As restingas become more fragmented, the thin-spined porcupine loses its necessary conditions to thrive. As a result, maintaining forest interconnectedness is an urgent priority when considering relevant measures for conserving this species. Researchers stress that maintaining restinga remnants outside of protected areas through permanent protected areas is key to long-term conservation of this species.

On this subject, Fonseca-Kruel also adds that environmental education that integrates local communities, students and visitors, such as interpretive trails, outdoor learning programs and lectures, helps raise awareness of the ecological values of restingas, promoting conservation and sustainability.

Unfortunately, uncharismatic, unknown and unappreciated species may struggle for recognition, as conservation efforts are mostly geared toward popular flagship species. Case studies like this highlight their relevance and, more importantly, demonstrate how to take action preserving these marginal threatened species using rigorous scientific methodology.

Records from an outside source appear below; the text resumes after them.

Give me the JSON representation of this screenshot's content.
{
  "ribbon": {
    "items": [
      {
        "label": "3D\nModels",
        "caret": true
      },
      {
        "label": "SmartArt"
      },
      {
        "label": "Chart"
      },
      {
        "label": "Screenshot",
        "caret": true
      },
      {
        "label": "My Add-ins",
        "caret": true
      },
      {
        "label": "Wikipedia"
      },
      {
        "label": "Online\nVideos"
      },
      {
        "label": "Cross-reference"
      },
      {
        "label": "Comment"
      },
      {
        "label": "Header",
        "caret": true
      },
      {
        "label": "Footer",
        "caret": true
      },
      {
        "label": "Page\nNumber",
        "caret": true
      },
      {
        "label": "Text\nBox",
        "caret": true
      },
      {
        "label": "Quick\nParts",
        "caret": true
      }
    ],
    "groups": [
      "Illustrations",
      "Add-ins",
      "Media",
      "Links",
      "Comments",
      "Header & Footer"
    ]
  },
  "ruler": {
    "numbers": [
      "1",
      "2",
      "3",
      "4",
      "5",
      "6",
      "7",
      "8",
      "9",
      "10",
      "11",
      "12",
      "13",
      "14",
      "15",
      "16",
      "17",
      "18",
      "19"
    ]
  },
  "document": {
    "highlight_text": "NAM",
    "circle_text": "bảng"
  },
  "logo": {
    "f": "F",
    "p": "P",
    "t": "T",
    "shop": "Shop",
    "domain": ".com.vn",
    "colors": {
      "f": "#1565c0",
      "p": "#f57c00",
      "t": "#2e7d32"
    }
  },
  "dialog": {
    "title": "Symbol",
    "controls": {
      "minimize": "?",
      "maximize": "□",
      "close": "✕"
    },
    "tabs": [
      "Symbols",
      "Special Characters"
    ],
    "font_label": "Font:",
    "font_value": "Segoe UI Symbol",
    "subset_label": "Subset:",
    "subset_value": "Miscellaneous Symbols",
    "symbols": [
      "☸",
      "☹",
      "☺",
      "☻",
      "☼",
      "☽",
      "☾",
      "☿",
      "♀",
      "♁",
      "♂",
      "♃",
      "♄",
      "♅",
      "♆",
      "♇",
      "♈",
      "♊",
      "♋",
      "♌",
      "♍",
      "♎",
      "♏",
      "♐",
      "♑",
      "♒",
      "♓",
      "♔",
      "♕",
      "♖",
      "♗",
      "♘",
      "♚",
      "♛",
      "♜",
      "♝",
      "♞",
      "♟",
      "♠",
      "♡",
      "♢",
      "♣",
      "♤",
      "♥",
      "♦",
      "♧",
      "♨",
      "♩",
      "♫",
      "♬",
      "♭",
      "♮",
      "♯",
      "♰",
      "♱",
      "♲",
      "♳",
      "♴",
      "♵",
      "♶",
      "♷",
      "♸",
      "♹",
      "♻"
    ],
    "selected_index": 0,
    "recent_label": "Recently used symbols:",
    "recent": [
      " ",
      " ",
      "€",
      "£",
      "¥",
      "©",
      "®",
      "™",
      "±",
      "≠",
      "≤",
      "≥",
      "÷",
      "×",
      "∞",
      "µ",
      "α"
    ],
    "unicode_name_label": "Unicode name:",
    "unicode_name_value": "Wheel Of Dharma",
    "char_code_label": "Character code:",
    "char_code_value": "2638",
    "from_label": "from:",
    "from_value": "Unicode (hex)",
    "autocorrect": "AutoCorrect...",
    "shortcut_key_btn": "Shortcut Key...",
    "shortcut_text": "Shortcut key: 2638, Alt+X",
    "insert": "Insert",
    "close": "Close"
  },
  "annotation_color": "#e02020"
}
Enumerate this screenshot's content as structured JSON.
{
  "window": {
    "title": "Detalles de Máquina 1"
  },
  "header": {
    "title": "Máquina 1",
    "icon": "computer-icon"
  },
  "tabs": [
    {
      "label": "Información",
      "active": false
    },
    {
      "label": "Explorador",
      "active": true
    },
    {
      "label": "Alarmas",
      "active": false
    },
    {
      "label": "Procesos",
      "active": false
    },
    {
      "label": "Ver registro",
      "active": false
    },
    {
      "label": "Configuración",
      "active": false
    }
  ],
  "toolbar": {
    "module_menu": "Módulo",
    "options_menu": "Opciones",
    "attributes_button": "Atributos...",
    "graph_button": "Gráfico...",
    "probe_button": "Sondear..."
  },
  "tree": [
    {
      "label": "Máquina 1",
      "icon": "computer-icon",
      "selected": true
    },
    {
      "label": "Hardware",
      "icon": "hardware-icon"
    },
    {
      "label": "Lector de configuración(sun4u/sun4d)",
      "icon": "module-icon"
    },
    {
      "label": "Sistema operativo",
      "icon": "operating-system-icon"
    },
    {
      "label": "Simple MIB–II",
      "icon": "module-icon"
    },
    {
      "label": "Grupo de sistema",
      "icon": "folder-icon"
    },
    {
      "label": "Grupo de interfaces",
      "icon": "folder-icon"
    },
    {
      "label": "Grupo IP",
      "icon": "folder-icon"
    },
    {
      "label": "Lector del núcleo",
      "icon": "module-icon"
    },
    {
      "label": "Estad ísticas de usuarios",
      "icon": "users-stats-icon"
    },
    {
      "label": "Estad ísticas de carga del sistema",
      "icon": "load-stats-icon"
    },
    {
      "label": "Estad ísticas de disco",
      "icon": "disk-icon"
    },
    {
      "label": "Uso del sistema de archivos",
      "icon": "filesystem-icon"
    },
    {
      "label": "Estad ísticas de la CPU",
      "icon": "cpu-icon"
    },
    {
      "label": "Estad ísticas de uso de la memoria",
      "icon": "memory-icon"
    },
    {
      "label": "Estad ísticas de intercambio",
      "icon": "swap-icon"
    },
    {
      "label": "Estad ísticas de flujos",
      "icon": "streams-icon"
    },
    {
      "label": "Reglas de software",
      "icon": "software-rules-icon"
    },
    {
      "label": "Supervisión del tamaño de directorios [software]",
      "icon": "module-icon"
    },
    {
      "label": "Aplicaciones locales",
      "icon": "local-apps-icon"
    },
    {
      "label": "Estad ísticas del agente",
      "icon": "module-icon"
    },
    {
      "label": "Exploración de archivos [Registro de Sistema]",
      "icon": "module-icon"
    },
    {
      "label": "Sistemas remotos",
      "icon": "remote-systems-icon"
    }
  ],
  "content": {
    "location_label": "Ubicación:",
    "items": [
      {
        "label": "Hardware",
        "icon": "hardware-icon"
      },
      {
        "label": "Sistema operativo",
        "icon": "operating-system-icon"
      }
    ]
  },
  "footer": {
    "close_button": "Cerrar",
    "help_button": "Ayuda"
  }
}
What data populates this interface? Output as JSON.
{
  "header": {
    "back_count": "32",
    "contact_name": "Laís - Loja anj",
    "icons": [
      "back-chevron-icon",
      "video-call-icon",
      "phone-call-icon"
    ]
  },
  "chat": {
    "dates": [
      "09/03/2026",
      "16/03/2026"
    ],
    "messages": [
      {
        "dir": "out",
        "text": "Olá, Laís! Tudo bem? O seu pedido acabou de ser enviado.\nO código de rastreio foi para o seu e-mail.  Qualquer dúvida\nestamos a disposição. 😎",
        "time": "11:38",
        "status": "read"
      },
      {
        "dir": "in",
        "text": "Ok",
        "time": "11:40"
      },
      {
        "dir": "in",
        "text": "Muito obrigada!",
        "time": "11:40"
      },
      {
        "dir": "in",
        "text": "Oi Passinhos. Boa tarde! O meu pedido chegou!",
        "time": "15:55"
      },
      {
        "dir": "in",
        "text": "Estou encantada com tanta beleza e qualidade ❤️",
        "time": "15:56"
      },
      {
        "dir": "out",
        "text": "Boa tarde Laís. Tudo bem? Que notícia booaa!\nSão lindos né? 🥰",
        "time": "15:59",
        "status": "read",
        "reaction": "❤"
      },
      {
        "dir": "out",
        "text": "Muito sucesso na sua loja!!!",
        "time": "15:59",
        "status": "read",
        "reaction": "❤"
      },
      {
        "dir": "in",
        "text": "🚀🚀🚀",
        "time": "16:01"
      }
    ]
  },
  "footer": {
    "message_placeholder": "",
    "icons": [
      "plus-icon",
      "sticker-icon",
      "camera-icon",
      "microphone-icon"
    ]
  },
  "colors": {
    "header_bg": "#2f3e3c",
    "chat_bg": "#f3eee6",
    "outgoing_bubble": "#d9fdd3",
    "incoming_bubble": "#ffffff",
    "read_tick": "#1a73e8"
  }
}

In this regard, Melo Dias says translocations are a viable tool, beyond research, that scientists can make use of to help preserve the species they study — and not only flagship species, but others that are “not commercial and not marketable. Species that still need a lot of action to be conserved.”

He says, “Sometimes, as biologists, we feel that we study a lot to say that a species is endangered, that it needs more conservation measures, but we don’t actually do anything. We already know what the animal needs, we know where the animal goes, what it likes and what it eats. But then, what are we going to do to solve this problem? Just pointing it out at the conclusion of the article, that something needs to be done, will not solve anything. So, we take action as a conservation measure for this species.

Banner image: Brazil’s thin-spined porcupine (Chaetomys subspinosus) is a picky eater that lives only in dense coastal habitats with well-developed canopies. Image courtesy of Leonardo Merçon/Instituto Últimos Refúgios.